None of us fully understands God’s dealings with men, or the reasons for all the misery and suffering that come on God’s people. In the book of Job itself no reason is given. God at the end merely reveals Himself as the all-wise and all-powerful ruler of the universe. But in the light of the teachings of the Bible as a whole several reasons may be given to the question that arises about the sufferings and trials of the righteous.
These come to prove the reality of a believer’s faith and to strengthen and purify it.
They develop the great virtue of patience.
They awaken believers out of lethargy and ease and stir them up to thought, self examination, and prayer.
They aim a blow at any remaining self-righteousness and boasting or self-indulgence in believers.
They help to break believers away from the bonds of earth and make them seek their all in God.
They help them to appreciate more fully Christ’s sufferings for them.
Patiently endured they shut Satan’s mouth and greatly glorify God.
They help to reveal and perfect the believer’s character and to make it more Christ-like.
And they work for believers an eternal weight of glory (2 Cor 4:17).⚜
21 📚Who long for death, but it does not come, and dig for it more than for hidden treasures,
22 Who rejoice exceedingly and are glad when they can find the grave?
3:21-22 Job had no fear of what might lay beyond death. His conscience did not accuse him about anything. He was not afraid to stand before God and give an account of his life. Longings for death are not uncommon even among the best of God’s people (see Num 11:15; 1 Kings 19:4; Jer 20:14-18; Jonah 4:8; Phil 1:23). See notes on fear of death at Ps 55:4-5; and 116:15. But suicide was a sin not even to be considered. Suicide is the same as murder.⚜
23 📚Why is light given to a man whose way is hidden, and whom God has hedged in 📖?
24 📚For my sighing comes before I eat, and my groans pour out like water.
25 📚For the thing which I greatly feared has come on me, and what I was afraid of has come to me.
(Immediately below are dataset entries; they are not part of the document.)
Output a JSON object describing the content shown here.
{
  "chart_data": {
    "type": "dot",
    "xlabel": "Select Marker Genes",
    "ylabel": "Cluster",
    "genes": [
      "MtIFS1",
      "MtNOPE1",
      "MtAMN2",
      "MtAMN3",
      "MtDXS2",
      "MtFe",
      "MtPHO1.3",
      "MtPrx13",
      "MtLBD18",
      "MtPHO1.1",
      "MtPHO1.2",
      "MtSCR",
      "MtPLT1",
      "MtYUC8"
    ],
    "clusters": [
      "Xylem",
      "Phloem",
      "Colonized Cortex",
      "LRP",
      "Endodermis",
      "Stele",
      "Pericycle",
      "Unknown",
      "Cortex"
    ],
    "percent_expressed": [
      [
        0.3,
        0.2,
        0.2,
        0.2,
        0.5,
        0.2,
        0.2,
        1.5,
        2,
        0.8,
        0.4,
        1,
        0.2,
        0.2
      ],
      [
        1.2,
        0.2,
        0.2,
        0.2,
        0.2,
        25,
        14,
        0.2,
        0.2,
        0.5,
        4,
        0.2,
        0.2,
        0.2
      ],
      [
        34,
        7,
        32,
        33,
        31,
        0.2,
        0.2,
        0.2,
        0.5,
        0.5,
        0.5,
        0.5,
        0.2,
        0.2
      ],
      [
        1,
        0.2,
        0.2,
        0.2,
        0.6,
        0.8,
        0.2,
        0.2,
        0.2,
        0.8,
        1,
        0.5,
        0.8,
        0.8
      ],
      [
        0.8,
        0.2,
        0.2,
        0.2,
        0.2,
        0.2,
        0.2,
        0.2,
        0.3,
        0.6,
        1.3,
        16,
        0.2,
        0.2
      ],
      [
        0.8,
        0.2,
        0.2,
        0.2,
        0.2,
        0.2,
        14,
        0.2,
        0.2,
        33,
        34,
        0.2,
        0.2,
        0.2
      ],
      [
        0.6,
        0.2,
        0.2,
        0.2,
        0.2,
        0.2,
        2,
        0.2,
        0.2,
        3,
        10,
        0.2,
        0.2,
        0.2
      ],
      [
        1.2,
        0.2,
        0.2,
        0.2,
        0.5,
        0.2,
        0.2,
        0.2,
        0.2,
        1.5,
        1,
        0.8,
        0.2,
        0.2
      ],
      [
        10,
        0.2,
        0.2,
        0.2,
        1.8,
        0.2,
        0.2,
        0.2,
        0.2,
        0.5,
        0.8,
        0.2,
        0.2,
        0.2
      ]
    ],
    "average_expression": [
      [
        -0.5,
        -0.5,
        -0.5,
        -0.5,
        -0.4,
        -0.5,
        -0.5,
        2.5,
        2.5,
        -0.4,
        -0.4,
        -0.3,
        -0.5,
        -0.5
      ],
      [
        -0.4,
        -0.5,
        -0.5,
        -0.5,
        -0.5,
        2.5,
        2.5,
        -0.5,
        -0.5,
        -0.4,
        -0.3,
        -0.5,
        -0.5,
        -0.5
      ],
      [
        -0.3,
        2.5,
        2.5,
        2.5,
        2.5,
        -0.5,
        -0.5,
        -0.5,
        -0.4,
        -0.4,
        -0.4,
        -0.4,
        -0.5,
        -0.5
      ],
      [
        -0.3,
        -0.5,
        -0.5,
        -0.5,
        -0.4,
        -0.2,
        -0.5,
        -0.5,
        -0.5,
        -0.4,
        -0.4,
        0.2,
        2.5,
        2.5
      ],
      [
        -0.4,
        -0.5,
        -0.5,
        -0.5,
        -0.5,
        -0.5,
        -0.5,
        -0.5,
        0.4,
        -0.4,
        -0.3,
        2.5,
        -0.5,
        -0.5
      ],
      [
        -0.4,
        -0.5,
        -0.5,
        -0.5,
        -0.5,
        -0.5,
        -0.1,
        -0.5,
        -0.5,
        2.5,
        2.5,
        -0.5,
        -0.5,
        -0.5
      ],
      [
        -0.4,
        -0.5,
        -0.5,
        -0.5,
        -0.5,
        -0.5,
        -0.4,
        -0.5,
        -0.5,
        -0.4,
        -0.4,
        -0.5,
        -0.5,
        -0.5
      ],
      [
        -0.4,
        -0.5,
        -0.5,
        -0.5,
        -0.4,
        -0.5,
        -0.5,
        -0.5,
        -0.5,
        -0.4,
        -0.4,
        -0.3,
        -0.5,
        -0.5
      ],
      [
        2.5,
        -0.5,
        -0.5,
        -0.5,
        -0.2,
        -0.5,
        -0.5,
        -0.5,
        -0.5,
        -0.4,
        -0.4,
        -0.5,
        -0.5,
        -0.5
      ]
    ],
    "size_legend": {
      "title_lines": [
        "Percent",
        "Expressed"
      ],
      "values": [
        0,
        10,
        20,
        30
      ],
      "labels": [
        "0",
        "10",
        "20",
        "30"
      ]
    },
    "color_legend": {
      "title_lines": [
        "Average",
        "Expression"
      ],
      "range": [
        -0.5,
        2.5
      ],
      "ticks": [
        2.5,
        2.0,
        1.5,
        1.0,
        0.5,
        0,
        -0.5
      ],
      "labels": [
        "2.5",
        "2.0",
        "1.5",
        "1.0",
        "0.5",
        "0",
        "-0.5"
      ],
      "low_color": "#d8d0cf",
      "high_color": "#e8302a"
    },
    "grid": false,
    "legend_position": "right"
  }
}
3:25 Job is probably not referring to the sudden loss of children, property, and health – see Job 29:18-20. The fear he had may have come after those calamities, and may have been the fear of completely losing God’s fellowship and the light of God’s countenance. To a man like Job in those circumstances this would have been a great fear indeed, and he thought this fear was being fulfilled.⚜
26 📚I am not at ease; I have no rest; I am not quiet, for turmoil 📖 has come”.